2009-04-22 22:22:15

by Petr Vandrovec

[permalink] [raw]
Subject: Re: [Bug 13034] printk in xs_tcp_setup_socket needs rate limit ... and delay

Trond Myklebust wrote:
> (Switching to bugzilla email interface, and ccing linux-nfs)
>
> On Wed, 2009-04-22 at 20:49 +0000, bugzilla-daemon-590EEB7GvNiWaY/[email protected]
> wrote:
>> http://bugzilla.kernel.org/show_bug.cgi?id=13034
>>
>>
>>
>>
>>
>> --- Comment #12 from Petr Vandrovec <[email protected]> 2009-04-22 20:49:58 ---
>> Unfortunately I have no access to the server (they are some NetApp and EMC
>> storage devices maintained by company IT).
>>
>> It seems that they are all configured same way, so after mount they start
>> timing out connections all at the same moment (after 10 minutes since mount, or
>> something like that), and netstat above is captured when I run 'df' after
>> connections moved from established to time_wait on client side. That TIME_WAIT
>> disappear after 60 seconds, as expected.
>
> So these connections are basically timing out because the systems are
> idle? (FYI: the NFS convention is that clients are supposed to close the
> TCP connection if it has been idle for 5 minutes, whereas the servers
> usually close it if the client has been idle for 6 minutes)...
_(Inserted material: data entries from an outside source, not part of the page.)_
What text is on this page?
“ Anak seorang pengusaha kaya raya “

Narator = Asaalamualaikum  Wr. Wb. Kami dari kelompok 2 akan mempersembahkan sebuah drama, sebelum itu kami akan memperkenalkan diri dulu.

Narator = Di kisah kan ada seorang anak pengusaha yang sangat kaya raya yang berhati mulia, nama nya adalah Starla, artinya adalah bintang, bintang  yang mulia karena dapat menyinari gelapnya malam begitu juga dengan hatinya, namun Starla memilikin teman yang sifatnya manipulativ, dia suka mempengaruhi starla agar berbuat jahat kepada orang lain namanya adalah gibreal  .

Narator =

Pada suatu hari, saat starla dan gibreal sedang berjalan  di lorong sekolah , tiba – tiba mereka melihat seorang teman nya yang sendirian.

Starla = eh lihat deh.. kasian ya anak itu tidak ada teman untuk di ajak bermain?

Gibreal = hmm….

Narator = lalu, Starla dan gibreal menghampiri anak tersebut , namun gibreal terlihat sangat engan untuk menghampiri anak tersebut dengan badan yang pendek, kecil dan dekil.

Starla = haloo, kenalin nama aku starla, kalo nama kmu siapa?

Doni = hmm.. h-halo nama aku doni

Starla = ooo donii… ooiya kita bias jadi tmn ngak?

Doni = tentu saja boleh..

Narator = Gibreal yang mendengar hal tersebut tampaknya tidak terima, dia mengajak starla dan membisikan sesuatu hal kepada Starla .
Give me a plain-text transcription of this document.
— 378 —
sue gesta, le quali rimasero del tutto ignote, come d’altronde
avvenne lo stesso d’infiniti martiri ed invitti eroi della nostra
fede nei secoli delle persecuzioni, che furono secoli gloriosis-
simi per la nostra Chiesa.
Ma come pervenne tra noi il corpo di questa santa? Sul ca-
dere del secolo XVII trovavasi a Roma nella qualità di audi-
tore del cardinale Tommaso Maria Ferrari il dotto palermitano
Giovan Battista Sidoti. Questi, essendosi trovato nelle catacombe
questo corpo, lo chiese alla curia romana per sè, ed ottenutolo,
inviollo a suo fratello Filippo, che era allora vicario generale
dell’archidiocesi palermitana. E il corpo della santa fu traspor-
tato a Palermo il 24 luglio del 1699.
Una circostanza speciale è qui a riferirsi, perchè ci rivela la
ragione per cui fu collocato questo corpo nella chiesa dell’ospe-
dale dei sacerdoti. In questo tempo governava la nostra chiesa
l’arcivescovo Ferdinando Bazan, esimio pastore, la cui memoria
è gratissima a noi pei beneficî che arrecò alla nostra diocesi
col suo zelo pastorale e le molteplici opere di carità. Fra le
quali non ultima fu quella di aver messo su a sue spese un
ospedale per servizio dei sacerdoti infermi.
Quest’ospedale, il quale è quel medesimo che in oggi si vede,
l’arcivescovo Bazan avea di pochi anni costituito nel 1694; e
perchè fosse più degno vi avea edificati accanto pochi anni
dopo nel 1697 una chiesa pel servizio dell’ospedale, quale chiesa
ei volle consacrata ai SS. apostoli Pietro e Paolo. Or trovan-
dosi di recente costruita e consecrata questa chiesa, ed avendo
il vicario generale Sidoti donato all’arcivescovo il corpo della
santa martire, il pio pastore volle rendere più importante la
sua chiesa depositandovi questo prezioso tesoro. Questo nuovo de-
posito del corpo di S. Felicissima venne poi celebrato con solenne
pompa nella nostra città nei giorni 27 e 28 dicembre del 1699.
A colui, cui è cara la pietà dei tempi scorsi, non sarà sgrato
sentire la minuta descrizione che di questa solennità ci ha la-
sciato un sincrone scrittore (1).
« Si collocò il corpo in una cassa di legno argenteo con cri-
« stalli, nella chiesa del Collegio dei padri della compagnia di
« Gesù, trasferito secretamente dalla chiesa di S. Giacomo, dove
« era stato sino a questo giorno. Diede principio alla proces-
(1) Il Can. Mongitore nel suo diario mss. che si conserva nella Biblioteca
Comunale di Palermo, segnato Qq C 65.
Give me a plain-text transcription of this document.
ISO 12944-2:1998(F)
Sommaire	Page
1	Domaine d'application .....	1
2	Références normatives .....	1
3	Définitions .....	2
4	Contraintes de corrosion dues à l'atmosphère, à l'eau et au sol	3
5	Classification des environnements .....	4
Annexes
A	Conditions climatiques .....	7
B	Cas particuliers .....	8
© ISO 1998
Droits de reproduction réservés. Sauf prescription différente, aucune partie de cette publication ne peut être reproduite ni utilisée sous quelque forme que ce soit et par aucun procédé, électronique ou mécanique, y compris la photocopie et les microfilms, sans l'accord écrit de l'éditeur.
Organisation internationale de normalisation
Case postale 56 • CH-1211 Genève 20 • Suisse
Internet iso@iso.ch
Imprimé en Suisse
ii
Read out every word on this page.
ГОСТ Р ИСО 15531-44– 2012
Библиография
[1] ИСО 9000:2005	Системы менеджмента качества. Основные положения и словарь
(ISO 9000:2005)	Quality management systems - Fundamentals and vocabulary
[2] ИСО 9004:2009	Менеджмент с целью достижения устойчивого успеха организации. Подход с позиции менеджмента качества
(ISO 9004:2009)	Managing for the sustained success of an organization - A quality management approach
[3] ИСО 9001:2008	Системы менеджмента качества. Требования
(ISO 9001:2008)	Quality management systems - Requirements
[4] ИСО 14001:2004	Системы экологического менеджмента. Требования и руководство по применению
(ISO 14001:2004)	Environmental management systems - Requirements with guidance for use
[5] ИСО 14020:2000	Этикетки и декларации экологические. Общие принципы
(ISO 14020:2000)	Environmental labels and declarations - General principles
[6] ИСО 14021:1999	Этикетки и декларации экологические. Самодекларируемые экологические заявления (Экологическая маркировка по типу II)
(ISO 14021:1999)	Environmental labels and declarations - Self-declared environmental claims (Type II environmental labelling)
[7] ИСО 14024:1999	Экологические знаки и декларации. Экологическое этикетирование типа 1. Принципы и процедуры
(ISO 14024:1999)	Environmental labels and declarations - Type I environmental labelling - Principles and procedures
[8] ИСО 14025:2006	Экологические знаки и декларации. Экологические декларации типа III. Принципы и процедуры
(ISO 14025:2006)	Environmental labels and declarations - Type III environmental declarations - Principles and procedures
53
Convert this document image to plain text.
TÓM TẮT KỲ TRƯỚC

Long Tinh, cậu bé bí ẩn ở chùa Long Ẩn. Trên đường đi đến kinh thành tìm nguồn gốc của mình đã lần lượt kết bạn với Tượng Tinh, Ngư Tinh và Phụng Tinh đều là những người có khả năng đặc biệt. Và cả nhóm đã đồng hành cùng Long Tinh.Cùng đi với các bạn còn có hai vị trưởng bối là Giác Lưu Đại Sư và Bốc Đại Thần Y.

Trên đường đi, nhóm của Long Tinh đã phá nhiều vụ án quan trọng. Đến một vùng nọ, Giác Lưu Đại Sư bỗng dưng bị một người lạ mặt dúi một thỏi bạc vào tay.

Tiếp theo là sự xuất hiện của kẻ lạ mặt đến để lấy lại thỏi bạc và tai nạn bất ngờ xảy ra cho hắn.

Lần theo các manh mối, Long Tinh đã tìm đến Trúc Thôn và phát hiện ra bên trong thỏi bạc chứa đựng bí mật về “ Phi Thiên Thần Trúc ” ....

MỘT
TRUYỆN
Yes, they are timing out because system is idle. It seems that it
behaves way it should - it is client who closes them, 5 minutes after I
run 'df':

$ savedq=-1; df > /dev/null; while true; do q="`netstat -atn | grep 2049
| grep TIME_WAIT | wc -l`"; if [ "$q" != "$savedq" ]; then echo -n "$q
"; date; savedq="$q"; fi; sleep 1; done
0 Wed Apr 22 14:59:10 PDT 2009
28 Wed Apr 22 15:04:10 PDT 2009
0 Wed Apr 22 15:05:08 PDT 2009

So as far as I can tell with patch everything works as expected.
Petr


2009-04-23 00:53:39

by Trond Myklebust

[permalink] [raw]
Subject: Re: [Bug 13034] printk in xs_tcp_setup_socket needs rate limit ... and delay

On Wed, 2009-04-22 at 15:22 -0700, Petr Vandrovec wrote:
> Trond Myklebust wrote:
> > So these connections are basically timing out because the systems are
> > idle? (FYI: the NFS convention is that clients are supposed to close the
> > TCP connection if it has been idle for 5 minutes, whereas the servers
> > usually close it if the client has been idle for 6 minutes)...
>
> Yes, they are timing out because system is idle. It seems that it
> behaves way it should - it is client who closes them, 5 minutes after I
> run 'df':

Good! The 5minute idle timeout is the one case where we don't care about
preserving the port number (because there are no outstanding NFS
requests to replay to the server).

Jean, are you seeing the same behaviour (i.e. errors only on idle
timeout), and is the fix working for you?